RC W5D4 - Engineers shouldn’t write ETLs

Classification of audio data

At yesterday's workshop on neural networks, we trained a convolutional neural network (CNN) on the MNIST dataset. The MNIST dataset consists of hand-drawn digits from zero to nine, 28 pixels by 28 pixels in size. A traditional ML model would treat each of the 784 pixels as simply another feature (hence agnostic to column ordering). A CNN would take 'snapshots' of the image, retaining its 2-dimensional structure and (in line with intuition) outperforms the traditional ML model.

There's a team at RC participating in Kaggle's Birdcall Recognition competition. The competition involves identifying the name of the bird in a birdcall audio file. I learned that converting the audio format into an image and then training a CNN on the image is a common technique. The visual representation of the spectrum of frequencies over time is called a spectrogram.
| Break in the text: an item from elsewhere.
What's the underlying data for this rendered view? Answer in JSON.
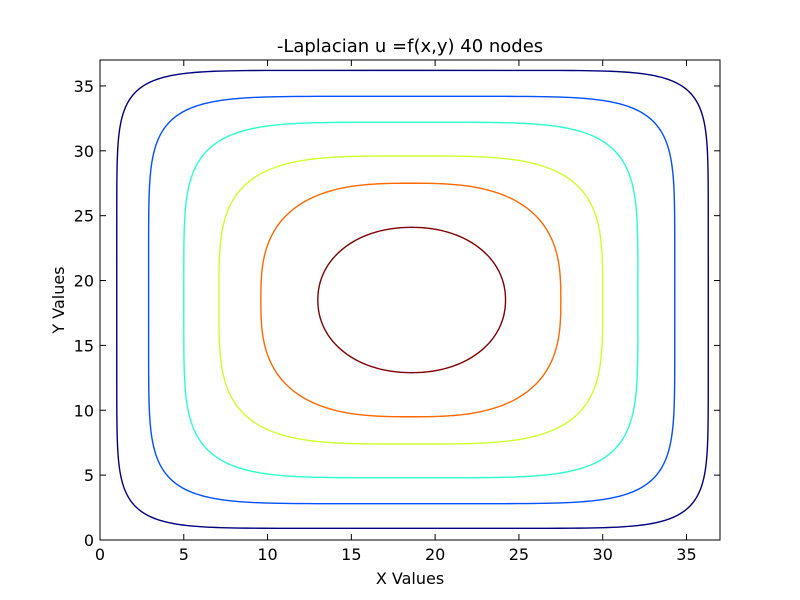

The question that arose was how to deal with metadata. I won't go into too much detail since the competition is still ongoing; we explored a number of possibilities with multi-label models. The basic premise is we have a set of models that perform equally well on the main performance metric, and we use the other labels to select the best (or perhaps, the most robust) among them. Excited to see how this plays out!

Content: Data engineering

A common functional split in a company is between data producers and data consumers. Data producers tend to be engineering team(s) that create and maintain ETLs to move and transform data from one source to another. Data consumers tend to be data science team(s) that use the data for analysis and/or modeling.

The problem with this setup relates to handoffs. Data consumers have more context on the data. When there are data quality issues, data consumer will raise this with data producers. There's usually a bottleneck: data consumers care about the data but are blocked pending a fix, data producers don't have as much insight into use cases but have to prioritize inbound requests.

The following Stitch Fix post proposes a different model, reducing instances where the problem is passed "over the wall". In this model, data producers create tools to make it easy for consumers to create and maintain ETLs i.e. "design new Lego blocks". Data consumers owns the process end-to-end, i.e. "assemble [the Lego blocks] in creative ways to create new data science".

https://multithreaded.stitchfix.com/blog/2016/03/16/engineers-shouldnt-write-etl/

This way each team can take ownership of the things they care about, iterate autonomously and move faster together.